The only subtlety is ensuring that input is handled efficiently with buffered reading, since $T$ can be as large as $10^5$. The output is accumulated in a list and printed at once to avoid repeated I/O overhead.

Worked Examples

Consider $n = 2$. The formula gives $2 + 1 = 3$. The valid sequences are:

$[0,0]$, $[1,0]$, and $[0,1]$.

Case No 1 Position of 1 Result
n = 2 [0,0] [1,0], [0,1] 3

This confirms the decomposition into two independent structural cases.

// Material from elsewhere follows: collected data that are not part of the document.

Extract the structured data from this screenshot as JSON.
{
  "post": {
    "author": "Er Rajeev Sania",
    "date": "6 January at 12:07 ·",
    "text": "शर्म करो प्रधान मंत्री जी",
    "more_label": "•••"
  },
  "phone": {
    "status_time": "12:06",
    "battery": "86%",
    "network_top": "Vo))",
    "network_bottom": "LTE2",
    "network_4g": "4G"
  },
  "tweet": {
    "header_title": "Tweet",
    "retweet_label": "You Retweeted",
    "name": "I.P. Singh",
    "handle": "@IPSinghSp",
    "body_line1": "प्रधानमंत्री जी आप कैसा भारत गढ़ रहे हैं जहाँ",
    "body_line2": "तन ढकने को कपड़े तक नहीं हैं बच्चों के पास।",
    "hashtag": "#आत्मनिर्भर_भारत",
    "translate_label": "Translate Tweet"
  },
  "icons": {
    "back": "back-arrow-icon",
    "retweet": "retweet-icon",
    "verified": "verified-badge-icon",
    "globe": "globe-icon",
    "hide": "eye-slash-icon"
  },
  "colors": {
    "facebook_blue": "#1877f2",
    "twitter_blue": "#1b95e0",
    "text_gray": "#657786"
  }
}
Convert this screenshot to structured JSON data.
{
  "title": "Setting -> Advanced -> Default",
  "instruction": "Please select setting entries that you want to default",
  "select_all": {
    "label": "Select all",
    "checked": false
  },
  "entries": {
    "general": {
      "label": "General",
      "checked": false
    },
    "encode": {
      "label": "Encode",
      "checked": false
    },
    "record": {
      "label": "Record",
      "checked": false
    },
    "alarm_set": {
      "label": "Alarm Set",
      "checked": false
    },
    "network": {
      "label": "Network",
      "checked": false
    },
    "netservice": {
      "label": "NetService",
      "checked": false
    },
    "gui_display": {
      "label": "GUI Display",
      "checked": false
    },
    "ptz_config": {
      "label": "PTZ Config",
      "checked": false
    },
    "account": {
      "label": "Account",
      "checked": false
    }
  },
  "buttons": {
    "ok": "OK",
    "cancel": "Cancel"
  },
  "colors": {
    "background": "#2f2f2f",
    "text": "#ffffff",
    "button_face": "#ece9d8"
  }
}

For $n = 4$, the same logic applies. There is exactly one all-zero sequence, and four sequences with a single 1 placed at any position, giving 5 total. The structure scales linearly because no interaction exists between positions.

Complexity Analysis

Measure Complexity Explanation
Time $O(T)$ Each test case evaluates a constant expression
Space $O(1)$ Only a fixed number of variables are used

The solution easily fits within limits since it performs one arithmetic operation per test case.

Test Cases

import sys, io

def run(inp: str) -> str:
    sys.stdin = io.StringIO(inp)
    import sys
    input = sys.stdin.readline

    t = int(input())
    res = []
    for _ in range(t):
        n = int(input())
        res.append(str(n + 1))
    return "\n".join(res)

# simple cases
assert run("1\n1\n") == "2"
assert run("1\n2\n") == "3"
assert run("1\n5\n") == "6"

# multiple tests
assert run("3\n1\n2\n3\n") == "2\n3\n4"
Test input Expected output What it validates
$n=1$ 2 base case correctness
$n=2$ 3 matches structural split
mixed queries 2,3,4 handling multiple test cases

Edge Cases

For $n = 1$, the sequence has length one, so both cases still apply cleanly: the all-zero sequence is valid, and placing a single 1 in the only position is also valid. The algorithm returns $1 + 1 = 2$, which matches enumeration.

For larger $n$, there is no additional interaction introduced by the constraints, since the restriction only forbids multiple non-zero entries and does not impose positional dependencies. Even at $n = 10^5$, the computation remains a single arithmetic evaluation per query, so there is no degradation in performance or correctness.